In their study, Scherer and his colleagues analyzed the results of chromosomal microarray analysis in a group of 258 unrelated children from Newfoundland and Labrador, Canada, who were consecutively referred from 2008 through 2013 from two developmental pediatric clinics in the province that perform multidisciplinary team assessments for ASD.

The researchers also tracked the results of whole-exome sequencing — using the Ion Proton and exonic amplification with the Ion AmpliSeq Exome Kit — in 95 of these cases to determine the molecular diagnostic yield, or the percentage of cases where either of these technologies identified a genetic alteration suspected to be linked to the development of ASD.

"Ideally, we would have done exome sequencing on all the samples, but we got enough with the 100 or so we did that we felt it was appropriate to publish," Scherer said.

Meanwhile, all the study subjects underwent detailed clinical assessments looking for major or minor physical abnormalities and were stratified based on this into three morphological groups: essential, equivocal, and complex.

Overall, among the 258 total children, CMA resulted in a molecular diagnosis in 24, or 9.3 percent, while exome sequencing yielded a variant linked to ASD in 8 of 95, or 8.4 percent of cases.

Among the children who underwent both CMA and WES testing, the estimated percentage with an identifiable genetic cause was a combined 15.8 percent, suggesting an added value in utilizing both methods in parallel, as well as highlighting the unique contribution of each.

Importantly, the researchers also found that the diagnostic yield for genetic testing was much higher — up to almost 40 percent — in study subjects who had more complex morphological or clinical presentations.

The combined yield for CMA plus exome sequencing in the different morphological groups was 6.3 percent in the essential subset, 28.6 percent in the equivocal, and 37.5 percent in the complex group

"In some ways, ASD as a whole can be looked at as the neurodevelopmental equivalent of capital-C cancer," Scherer said. "If you look at certain cancers like CML, the diagnostic yield of genetic testing is going to be much higher than for [all cancers]."

"It's similar here.
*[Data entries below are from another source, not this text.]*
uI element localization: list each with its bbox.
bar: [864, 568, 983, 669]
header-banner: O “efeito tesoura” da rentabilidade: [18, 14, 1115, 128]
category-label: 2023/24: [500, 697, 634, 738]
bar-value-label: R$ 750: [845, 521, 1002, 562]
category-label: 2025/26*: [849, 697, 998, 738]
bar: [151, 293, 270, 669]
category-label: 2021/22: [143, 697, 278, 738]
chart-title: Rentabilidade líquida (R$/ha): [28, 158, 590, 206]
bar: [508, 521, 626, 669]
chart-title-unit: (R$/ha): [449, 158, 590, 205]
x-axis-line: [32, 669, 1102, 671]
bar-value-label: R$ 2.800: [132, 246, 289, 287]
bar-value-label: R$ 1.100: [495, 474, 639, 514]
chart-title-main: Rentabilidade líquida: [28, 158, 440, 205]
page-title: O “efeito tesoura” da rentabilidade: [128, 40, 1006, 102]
If we can subgroup the autisms into one form or another, for example, if you look at the 20 percent with complex [presentations], you get a diagnostic rate up to 35 percent."

Moreover, he said, "With this we were looking at the lowest hanging fruits — the penetrant genes that are in our annotation. If we look deeper into combinations [of genes], where it becomes more of a risk score, then the numbers go up even more."

Clinically, understanding that genomic testing has a higher likelihood of identifying a diagnostic mutation or alteration in certain subgroups of patients could be important for creating strategies for how to best integrate these technologies into the process of assessing kids with suspected ASD.

Scherer said he and his team are continuing to collect subjects to increase their cohort. Within a year, he said they expect to double the number of cases.

As part of this ongoing effort, the team is also performing whole-genome sequencing on all subjects. According to Scherer, whole-genome sequencing should eventually replace the combination of exome sequencing and CMA, though not for several years.

In the meantime, the most important takeaway from the Toronto team's results, he said, is the necessity — as the field awaits eventual clinical whole-genome sequencing — to not rely on exome sequencing or arrays alone for a comprehensive screen of potential ASD-associated alterations.

"We've found previously that comparing data from all the studies that have done exome and microarray testing, the candidate gene list you get with the two is almost not overlapping," Scherer said.

The team's new data confirms this even further. "You can see that we are picking up really different [molecular] forms of autism depending on the technology," he said.